Eomma panti dan Seung Woo belum tahu bahwa Woodz itu termasuk keluarga Lin. Mereka bahkan tahunya Woodz ikut pergi ke Seoul karena bekerja untuk panti. Karena selama Woodz berada di Seoul, rekening Seung Woo selalu gendut tiap bulannya. Bahkan cuma untuk makan seluruh penghuni panti selama sebulan saja dengan daging termahal setiap hari pun cukup. Bahkan sisa.
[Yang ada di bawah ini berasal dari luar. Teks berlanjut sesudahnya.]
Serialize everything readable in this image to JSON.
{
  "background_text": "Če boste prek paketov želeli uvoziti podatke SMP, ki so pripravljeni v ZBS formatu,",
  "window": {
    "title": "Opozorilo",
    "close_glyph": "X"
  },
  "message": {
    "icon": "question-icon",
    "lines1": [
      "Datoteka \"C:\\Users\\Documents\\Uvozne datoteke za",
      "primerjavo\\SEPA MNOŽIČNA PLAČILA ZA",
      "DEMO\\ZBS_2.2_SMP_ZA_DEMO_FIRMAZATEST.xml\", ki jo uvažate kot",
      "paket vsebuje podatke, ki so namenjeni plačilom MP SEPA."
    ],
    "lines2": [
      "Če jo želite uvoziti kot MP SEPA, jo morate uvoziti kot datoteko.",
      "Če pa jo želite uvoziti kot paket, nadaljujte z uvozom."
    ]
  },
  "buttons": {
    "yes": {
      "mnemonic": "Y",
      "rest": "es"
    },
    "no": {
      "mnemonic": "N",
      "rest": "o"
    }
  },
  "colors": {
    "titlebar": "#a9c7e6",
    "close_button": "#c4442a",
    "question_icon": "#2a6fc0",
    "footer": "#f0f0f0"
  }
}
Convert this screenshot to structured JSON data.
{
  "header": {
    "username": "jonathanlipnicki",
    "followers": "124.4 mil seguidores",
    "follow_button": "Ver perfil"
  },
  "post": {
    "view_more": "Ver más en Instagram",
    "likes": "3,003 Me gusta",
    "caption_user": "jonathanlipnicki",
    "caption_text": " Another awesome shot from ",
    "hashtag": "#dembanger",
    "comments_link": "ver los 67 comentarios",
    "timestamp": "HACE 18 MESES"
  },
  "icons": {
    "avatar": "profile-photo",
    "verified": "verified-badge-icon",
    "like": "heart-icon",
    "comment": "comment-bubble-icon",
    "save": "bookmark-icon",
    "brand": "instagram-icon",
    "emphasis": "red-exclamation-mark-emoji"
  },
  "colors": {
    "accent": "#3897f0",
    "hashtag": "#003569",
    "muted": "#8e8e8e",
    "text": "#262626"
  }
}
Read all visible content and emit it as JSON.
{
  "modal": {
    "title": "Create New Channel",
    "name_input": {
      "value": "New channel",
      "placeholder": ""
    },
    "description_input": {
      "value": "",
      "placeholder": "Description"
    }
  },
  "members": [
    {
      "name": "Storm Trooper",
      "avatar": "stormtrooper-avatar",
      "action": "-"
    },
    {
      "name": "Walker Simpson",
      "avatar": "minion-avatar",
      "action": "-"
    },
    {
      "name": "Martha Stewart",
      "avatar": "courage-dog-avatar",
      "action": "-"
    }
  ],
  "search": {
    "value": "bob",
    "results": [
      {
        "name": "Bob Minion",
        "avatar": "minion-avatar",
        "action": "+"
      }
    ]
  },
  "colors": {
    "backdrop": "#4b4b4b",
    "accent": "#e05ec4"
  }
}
Sebenarnya itu saham satu persen di keluarga Lin yang di beli Woodz dengan nama anonim. Sudah sepenuhnya di alihkan atas nama Seung Woo. Woidz yakin, Seung Woo tak ingin melihat anak anak panti kekurangan gizi. Maka dari itu dia mengalihkan saham itu agar penghasilan mereka sebulan lebih dari cukup untuk makan semuanya. Karena jika hanya mengandalkan donatur dan gaji Seung Woo, Woodz sangsi jika mereka bisa menghidupi keluarga panti dengan baik. Maka Woodz melakukan ini secara diam-diam.
"Saya tahu, Woodz bukanlah adik anda kan Tuan Han Seung Woo? Dia juga bukan anak anda kan Eomma panti?" tanya Jin-young membuat keduanya diam.
__ADS_1
"Maaf menyembunyikan ini dari kalian berdua. Sebenarnya kami adalah keluarga kandung dari Woodz. Nama aslinya Lin Kevin. Dia putra pertama dari keluarga Lin yang pergi secara misterius setelah berita perceraiannya terkuak di media massa. Pasti kalian semua tahu karena adiknya, Angela Lin menikah dengan putra pertama keluarga Park." ucap Jin-young membuat kaget semuanya.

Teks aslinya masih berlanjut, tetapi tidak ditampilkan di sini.